On pourrait allumer la télévision. On pourrait se mettre à l’aise, dans un divan, la fenêtre ouverte, un soir d’été. On pourrait grignoter pendant la météo ou pendant le tirage du Lotto. On pourrait ensuite zapper d’un doigt tout gras. On pourrait virer la chemise parce qu’il fait chaud, se gratter les burnes parce que c’est bon ou faire claquer l’élastique du slip parce que c’est fun. On pourrait regarder le film en prime time et on pourrait même somnoler devant. On pourrait regarder les résultats du foot même si c’est pas intéressant. On pourrait s’étonner au dernier flash info de la nouvelle coiffure de la présentatrice, la trouver jolie, grossie ou mal maquillée. On pourrait rire grassement d’un lapsus ou rouspéter bruyamment à propos des dernières frasques politiques. On pourrait fermer les yeux et se réveiller trois heures plus tard devant une rediffusion, la même qu’hier et qu’avant hier.

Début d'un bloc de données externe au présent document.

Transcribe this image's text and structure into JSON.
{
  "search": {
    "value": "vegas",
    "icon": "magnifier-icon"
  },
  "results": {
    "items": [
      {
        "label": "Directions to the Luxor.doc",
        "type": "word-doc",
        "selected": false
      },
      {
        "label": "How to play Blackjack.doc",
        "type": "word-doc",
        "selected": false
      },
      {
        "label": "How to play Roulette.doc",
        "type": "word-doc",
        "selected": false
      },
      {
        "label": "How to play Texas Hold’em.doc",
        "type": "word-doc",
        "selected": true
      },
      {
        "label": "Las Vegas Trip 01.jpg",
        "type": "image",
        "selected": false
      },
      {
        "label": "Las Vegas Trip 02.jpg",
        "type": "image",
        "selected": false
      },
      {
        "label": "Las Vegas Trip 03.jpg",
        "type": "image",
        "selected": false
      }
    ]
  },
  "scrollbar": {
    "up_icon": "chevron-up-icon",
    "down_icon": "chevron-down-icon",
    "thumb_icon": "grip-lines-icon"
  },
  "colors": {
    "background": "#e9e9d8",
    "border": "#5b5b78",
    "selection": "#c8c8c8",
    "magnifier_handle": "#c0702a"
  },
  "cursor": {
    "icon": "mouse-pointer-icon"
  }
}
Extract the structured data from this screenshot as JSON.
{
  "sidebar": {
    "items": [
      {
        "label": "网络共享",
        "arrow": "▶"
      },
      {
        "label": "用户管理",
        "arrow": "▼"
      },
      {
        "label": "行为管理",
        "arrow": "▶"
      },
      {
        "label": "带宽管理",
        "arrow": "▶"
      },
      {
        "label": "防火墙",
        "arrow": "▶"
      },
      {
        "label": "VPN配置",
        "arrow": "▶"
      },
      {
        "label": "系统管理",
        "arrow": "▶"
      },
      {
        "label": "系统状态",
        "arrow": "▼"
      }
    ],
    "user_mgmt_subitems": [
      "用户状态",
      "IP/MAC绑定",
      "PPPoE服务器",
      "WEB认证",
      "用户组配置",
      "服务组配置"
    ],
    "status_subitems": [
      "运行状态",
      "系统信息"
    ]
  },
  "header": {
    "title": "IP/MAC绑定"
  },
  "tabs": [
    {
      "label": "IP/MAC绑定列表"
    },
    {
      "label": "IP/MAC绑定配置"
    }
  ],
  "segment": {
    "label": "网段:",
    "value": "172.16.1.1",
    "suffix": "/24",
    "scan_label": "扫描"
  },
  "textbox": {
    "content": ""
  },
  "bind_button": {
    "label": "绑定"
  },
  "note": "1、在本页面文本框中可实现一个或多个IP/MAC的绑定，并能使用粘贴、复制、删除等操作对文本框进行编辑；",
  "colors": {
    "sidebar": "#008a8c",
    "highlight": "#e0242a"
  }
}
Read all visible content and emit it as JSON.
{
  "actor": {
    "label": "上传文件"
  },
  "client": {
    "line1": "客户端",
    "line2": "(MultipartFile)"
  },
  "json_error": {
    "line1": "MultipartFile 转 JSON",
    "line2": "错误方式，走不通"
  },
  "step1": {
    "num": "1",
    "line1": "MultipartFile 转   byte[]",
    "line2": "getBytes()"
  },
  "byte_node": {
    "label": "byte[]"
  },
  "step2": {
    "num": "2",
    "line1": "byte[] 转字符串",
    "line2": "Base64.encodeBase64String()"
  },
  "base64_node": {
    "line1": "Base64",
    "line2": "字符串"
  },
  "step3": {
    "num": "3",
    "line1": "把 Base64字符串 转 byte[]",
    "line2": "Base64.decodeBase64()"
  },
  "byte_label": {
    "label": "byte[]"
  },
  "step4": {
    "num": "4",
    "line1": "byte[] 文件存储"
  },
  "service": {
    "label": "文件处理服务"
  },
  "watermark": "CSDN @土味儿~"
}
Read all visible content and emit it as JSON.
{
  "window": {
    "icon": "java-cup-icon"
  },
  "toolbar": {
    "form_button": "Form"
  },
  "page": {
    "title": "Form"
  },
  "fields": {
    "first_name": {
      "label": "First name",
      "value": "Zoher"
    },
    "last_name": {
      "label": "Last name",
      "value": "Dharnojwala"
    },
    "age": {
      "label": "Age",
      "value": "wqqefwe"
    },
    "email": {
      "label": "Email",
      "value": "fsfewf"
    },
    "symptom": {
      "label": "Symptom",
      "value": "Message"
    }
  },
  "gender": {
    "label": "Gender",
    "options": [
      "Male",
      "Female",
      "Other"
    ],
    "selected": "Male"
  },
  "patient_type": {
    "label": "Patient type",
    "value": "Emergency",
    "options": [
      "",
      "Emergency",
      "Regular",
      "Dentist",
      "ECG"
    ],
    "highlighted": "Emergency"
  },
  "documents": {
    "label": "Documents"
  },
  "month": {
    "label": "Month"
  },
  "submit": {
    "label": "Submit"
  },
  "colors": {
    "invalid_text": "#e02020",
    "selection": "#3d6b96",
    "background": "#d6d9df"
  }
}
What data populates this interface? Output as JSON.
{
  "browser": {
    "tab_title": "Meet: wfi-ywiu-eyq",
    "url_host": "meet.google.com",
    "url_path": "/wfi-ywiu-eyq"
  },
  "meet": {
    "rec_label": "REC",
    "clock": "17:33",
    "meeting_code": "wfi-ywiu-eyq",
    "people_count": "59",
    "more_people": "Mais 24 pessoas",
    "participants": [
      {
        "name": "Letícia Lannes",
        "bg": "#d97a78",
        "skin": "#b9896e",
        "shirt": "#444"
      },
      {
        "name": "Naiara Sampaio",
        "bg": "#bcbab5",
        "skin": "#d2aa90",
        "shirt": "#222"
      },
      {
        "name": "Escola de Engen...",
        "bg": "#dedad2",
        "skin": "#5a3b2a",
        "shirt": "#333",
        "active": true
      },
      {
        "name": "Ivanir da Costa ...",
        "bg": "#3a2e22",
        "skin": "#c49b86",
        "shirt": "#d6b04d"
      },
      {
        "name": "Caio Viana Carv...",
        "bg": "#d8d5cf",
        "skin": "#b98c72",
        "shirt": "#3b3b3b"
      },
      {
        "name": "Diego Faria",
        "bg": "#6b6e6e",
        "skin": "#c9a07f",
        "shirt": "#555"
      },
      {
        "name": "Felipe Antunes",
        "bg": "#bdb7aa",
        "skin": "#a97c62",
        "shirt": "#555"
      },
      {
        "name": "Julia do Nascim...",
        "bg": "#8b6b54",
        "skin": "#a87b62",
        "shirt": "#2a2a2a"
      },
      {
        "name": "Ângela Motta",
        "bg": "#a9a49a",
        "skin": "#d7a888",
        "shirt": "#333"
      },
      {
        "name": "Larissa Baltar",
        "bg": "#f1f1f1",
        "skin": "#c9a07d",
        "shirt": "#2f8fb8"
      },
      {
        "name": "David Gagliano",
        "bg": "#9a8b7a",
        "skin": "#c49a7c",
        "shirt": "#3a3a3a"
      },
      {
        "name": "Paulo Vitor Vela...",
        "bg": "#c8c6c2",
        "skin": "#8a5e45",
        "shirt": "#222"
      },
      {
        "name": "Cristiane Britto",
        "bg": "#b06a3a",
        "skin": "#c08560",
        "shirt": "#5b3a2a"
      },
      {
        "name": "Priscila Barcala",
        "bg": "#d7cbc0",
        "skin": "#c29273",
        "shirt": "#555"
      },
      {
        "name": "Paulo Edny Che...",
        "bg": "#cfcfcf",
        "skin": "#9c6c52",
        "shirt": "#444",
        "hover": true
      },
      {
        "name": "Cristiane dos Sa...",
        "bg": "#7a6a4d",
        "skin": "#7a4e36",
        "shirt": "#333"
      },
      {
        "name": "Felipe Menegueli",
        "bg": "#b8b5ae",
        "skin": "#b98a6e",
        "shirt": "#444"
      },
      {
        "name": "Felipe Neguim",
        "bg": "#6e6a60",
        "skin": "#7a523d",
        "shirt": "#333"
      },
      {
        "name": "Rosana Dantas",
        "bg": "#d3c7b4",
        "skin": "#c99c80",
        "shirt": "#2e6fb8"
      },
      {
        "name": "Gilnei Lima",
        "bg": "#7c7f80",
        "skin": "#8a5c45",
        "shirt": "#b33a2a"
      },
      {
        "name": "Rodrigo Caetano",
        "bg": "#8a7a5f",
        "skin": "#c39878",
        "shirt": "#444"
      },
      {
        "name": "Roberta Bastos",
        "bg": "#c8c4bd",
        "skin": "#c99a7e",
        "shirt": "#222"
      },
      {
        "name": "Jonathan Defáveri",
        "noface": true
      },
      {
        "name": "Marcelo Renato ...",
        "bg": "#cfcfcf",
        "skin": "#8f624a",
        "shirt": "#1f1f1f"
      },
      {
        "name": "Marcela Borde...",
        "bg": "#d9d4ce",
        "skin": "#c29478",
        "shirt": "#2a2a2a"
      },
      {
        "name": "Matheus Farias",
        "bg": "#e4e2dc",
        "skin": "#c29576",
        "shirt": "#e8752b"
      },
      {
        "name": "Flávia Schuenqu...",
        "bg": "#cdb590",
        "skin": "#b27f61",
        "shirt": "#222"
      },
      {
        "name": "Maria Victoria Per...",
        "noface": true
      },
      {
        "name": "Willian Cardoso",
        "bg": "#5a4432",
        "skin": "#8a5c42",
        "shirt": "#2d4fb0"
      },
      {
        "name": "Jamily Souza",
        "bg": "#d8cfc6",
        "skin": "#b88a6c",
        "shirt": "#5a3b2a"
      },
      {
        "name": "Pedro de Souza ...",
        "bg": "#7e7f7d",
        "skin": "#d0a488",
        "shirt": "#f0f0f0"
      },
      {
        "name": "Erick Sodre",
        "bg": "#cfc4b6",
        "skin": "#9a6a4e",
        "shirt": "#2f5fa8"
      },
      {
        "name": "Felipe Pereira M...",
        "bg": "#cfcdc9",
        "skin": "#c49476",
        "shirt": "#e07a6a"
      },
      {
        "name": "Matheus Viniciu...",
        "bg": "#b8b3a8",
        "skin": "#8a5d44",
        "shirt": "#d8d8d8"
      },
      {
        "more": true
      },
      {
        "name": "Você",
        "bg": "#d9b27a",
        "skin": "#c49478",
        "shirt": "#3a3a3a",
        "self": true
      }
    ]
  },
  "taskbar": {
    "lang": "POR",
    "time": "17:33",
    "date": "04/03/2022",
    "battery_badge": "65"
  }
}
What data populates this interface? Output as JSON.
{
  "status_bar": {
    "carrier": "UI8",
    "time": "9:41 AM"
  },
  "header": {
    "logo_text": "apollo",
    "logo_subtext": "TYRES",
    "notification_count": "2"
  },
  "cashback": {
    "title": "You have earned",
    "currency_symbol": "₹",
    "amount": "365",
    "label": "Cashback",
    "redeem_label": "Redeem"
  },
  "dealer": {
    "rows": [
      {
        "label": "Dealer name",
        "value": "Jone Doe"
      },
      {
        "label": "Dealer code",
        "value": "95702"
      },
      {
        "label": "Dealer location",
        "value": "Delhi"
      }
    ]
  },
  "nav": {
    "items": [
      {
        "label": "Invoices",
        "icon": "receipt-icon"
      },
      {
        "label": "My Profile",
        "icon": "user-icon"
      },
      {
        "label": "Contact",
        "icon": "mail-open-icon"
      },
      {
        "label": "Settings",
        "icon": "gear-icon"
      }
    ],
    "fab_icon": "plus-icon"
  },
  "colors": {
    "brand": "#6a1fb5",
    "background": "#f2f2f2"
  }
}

On pourrait allumer la télévision et s’installer très sérieusement dans un canapé, les jambes croisées. On pourrait se servir un verre de lait et grignoter quelques biscuits en attendant la soirée Thema sur Arte. On pourrait mettre des lunettes pour mieux lire les sous-titres et saisir avec précision le sens du discours de ce Danois qui nous parle du théâtre et de la danse contemporaine. On pourrait aussi se passer ce concerto enregistré trois jours plus tôt et lire Les Gommes de Alain Robbe-Grillet en se félicitant de nos goûts littéraires et de notre sensibilité pour ce qu’on appelle le “nouveau roman”. On pourrait ensuite se laver soigneusement, enfiler un peignoir bordeau et des pantoufles en cuir. On pourrait enfin passer un pijama bleu rayé, se caler dans un lit sous trois couches de couvertures, regarder le plafond et s’endormir.

Il faudrait choisir une vie parmi les modèles qu’on nous propose. Il faudrait peser le pour ou le contre, choisir une chaîne, choisir un monde. Souvent, on a l’impression de ne pas avoir les moyens de faire ce choix, aspiré et entraîné par une histoire qu’on doit parfois subir. Un jour, on prends une télécommande et on décide entre Jean-Marie Bigard ou Bernard Pivot, le slip ou le peignoir, le stoemp ou le homard.